First-Rounder Brock Wilken Jumps On A Fast Track To Milwaukee


The Brewers expect third baseman Brock Wilken to ride a fast track to Milwaukee.

“He’s a 2025 player for us,” said one high-ranking member of the organization after the Brewers drafted Wilken 18th overall out of Wake Forest.

The 21-year-old Wilken broke the Atlantic Coast Conference record with 71 career home runs in three seasons and the Demon Deacons’ single-season record with 31 in in 66 games in 2023.

“I don’t go up there trying to hit a lot of homers,” Wilken said. “I stick to my approach and if I put a good swing on it, I know the barrel is in the zone long enough that it has a chance to go out throughout all the ballpark.”

At 6-foot-4, 225 pounds, Wilken might eventually wind up at first base. But that’s of little concern for the Brewers, who will happily take the pop he’s projected to provide at either corner spot.

“We’re going to send him out to third and develop him as a third baseman and give him every chance to do that,” Brewers vice president of scouting Tod Johnson said.

“He’s very athletic for his size. He’s a big human. We’re excited by that. He’s an athletic mover for being as big as he is.”

Also exciting to the Brewers was the fact they were able to sign Wilken for a reported $3.15 million, almost $900,000 below slot.

Wilken played deep into June as Wake Forest made a deep Omaha run. The Brewers expect him to reach High-A Wisconsin this summer following a quick indoctrination in the Arizona Complex League.

If Wilken is successful in reaching Milwaukee within two years, he will join two other recent first-round draftees out of college: outfielders Garrett Mitchell and Sal Frelick.

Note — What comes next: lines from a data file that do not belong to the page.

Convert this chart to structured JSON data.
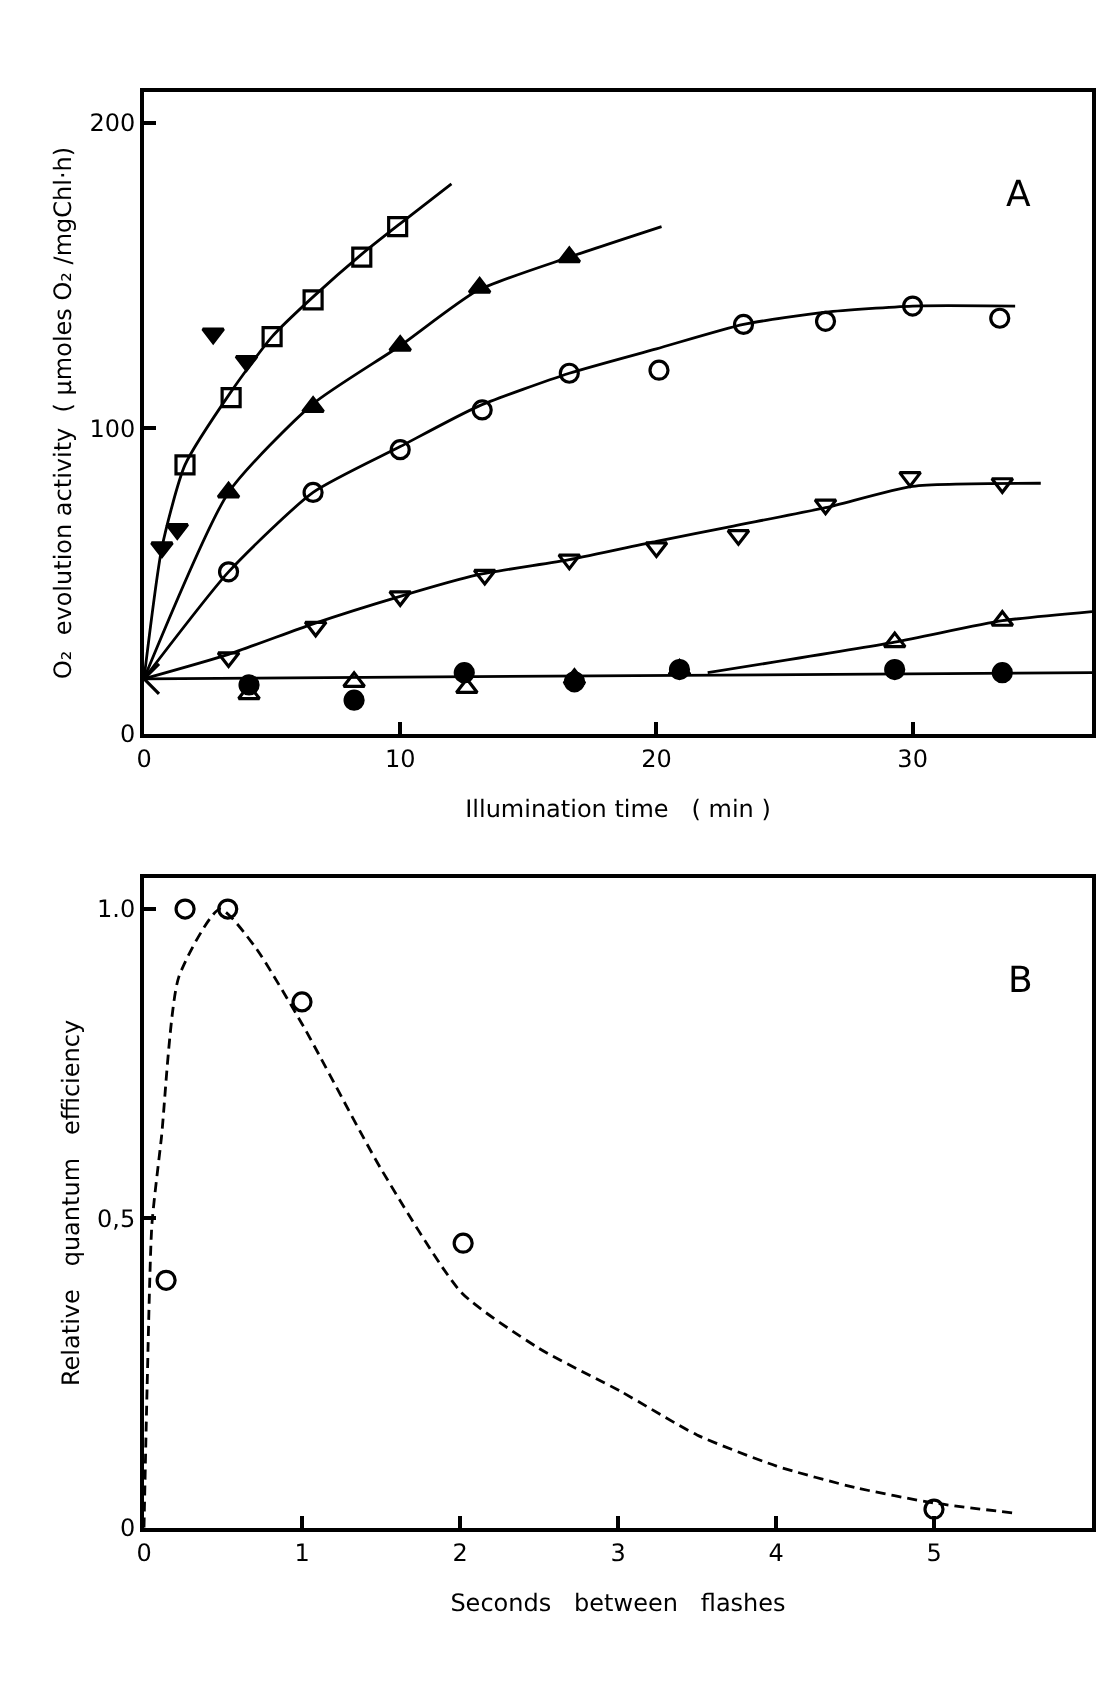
{
  "chart_data": [
    {
      "type": "scatter",
      "xlabel": "Illumination time   ( min )",
      "ylabel": "O₂  evolution activity  ( μmoles O₂ /mgChl·h)",
      "annotations": [
        "A"
      ],
      "xlim": [
        0,
        37
      ],
      "ylim": [
        0,
        210
      ],
      "xticks": [
        0,
        10,
        20,
        30
      ],
      "yticks": [
        0,
        100,
        200
      ],
      "legend": false,
      "series": [
        {
          "type": "line",
          "marker": "none",
          "line_style": "solid",
          "color": "#000000",
          "x": [
            0,
            0.7,
            1.6,
            3.4,
            5,
            6.6,
            8.5,
            10,
            12
          ],
          "values": [
            18,
            61,
            88,
            112,
            130,
            143,
            157,
            167,
            180
          ]
        },
        {
          "type": "line",
          "marker": "none",
          "line_style": "solid",
          "color": "#000000",
          "x": [
            0,
            3.3,
            6.6,
            10,
            13,
            16.6,
            20.2
          ],
          "values": [
            18,
            79,
            108,
            127,
            145,
            156,
            166
          ]
        },
        {
          "type": "line",
          "marker": "none",
          "line_style": "solid",
          "color": "#000000",
          "x": [
            0,
            3.3,
            6.6,
            10,
            13,
            16.6,
            20,
            23.4,
            26.6,
            30,
            34
          ],
          "values": [
            18,
            53,
            79,
            94,
            107,
            118,
            126,
            134,
            138,
            140,
            140
          ]
        },
        {
          "type": "line",
          "marker": "none",
          "line_style": "solid",
          "color": "#000000",
          "x": [
            0,
            3.3,
            6.6,
            10,
            13,
            16.6,
            20,
            23,
            26.6,
            30,
            35
          ],
          "values": [
            18,
            26,
            36,
            45,
            52,
            57,
            63,
            68,
            74,
            81,
            82
          ]
        },
        {
          "type": "line",
          "marker": "none",
          "line_style": "solid",
          "color": "#000000",
          "x": [
            22,
            29.3,
            33.5,
            37
          ],
          "values": [
            20,
            30,
            37,
            40
          ]
        },
        {
          "type": "line",
          "marker": "none",
          "line_style": "solid",
          "color": "#000000",
          "x": [
            0,
            37
          ],
          "values": [
            18,
            20
          ]
        },
        {
          "marker": "square-open",
          "color": "#000000",
          "x": [
            1.6,
            3.4,
            5.0,
            6.6,
            8.5,
            9.9
          ],
          "values": [
            88,
            110,
            130,
            142,
            156,
            166
          ]
        },
        {
          "marker": "triangle-down",
          "color": "#000000",
          "x": [
            0.7,
            1.3,
            2.7,
            4.0
          ],
          "values": [
            61,
            67,
            131,
            122
          ]
        },
        {
          "marker": "triangle-up",
          "color": "#000000",
          "x": [
            3.3,
            6.6,
            10.0,
            13.1,
            16.6
          ],
          "values": [
            79,
            107,
            127,
            146,
            156
          ]
        },
        {
          "marker": "circle-open",
          "color": "#000000",
          "x": [
            3.3,
            6.6,
            10.0,
            13.2,
            16.6,
            20.1,
            23.4,
            26.6,
            30.0,
            33.4
          ],
          "values": [
            53,
            79,
            93,
            106,
            118,
            119,
            134,
            135,
            140,
            136
          ]
        },
        {
          "marker": "triangle-down-open",
          "color": "#000000",
          "x": [
            3.3,
            6.7,
            10.0,
            13.3,
            16.6,
            20.0,
            23.2,
            26.6,
            29.9,
            33.5
          ],
          "values": [
            25,
            35,
            45,
            52,
            57,
            61,
            65,
            75,
            84,
            82
          ]
        },
        {
          "marker": "circle",
          "color": "#000000",
          "x": [
            4.1,
            8.2,
            12.5,
            16.8,
            20.9,
            29.3,
            33.5
          ],
          "values": [
            16,
            11,
            20,
            17,
            21,
            21,
            20
          ]
        },
        {
          "marker": "triangle-up-open",
          "color": "#000000",
          "x": [
            4.1,
            8.2,
            12.6,
            16.8,
            20.9,
            29.3,
            33.5
          ],
          "values": [
            13,
            17,
            15,
            18,
            21,
            30,
            37
          ]
        },
        {
          "marker": "cross",
          "color": "#000000",
          "x": [
            0
          ],
          "values": [
            18
          ]
        }
      ]
    },
    {
      "type": "scatter",
      "xlabel": "Seconds   between   flashes",
      "ylabel": "Relative   quantum   efficiency",
      "annotations": [
        "B"
      ],
      "xlim": [
        0,
        6
      ],
      "ylim": [
        0,
        1.05
      ],
      "xticks": [
        0,
        1,
        2,
        3,
        4,
        5
      ],
      "yticks": [
        0,
        {
          "value": 0.5,
          "label": "0,5"
        },
        {
          "value": 1.0,
          "label": "1.0"
        }
      ],
      "legend": false,
      "series": [
        {
          "type": "line",
          "marker": "none",
          "line_style": "dashed",
          "color": "#000000",
          "x": [
            0,
            0.02,
            0.05,
            0.11,
            0.22,
            0.48,
            0.7,
            1.01,
            1.5,
            2.01,
            2.5,
            3.02,
            3.5,
            4.0,
            4.5,
            5.0,
            5.5
          ],
          "values": [
            0,
            0.23,
            0.49,
            0.63,
            0.89,
            1.0,
            0.94,
            0.81,
            0.58,
            0.38,
            0.29,
            0.22,
            0.15,
            0.1,
            0.065,
            0.04,
            0.024
          ]
        },
        {
          "marker": "circle-open",
          "color": "#000000",
          "x": [
            0.14,
            0.26,
            0.53,
            1.0,
            2.02,
            5.0
          ],
          "values": [
            0.4,
            1.0,
            1.0,
            0.85,
            0.46,
            0.03
          ]
        }
      ]
    }
  ]
}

Mitchell went from UCLA in 2020 to the big leagues in 2022. Frelick finished at Boston College in 2021 and made his MLB debut this July.


— The Brewers drafted New York high school righthander Josh Knoth in the supplemental first round. He signed the same day as Wilken for an under-slot bonus of $2 million. Knoth was a surprise choice for an organization that has shied away from young arms in the early rounds in recent years.

“I think he wasn’t necessarily well-known on some of the industry list stuff as somebody who might go that high,” Johnson. said “But other teams were certainly in play right around where we ended taking him.”

— Using the savings generated by under-slot deals for Wilken, Knoth and others, the Brewers were able to go over slot to sign high school shortstops Eric Bitonti ($1.75 million) in the third round and Cooper Pratt ($1.35 million) in the sixth.

— Righthander Abner Uribe made his MLB debut on July 8. In his second appearance he threw the fastest pitch in Brewers history, a 102.2 mph fastball that the Phillies’ Bryce Harper fouled off.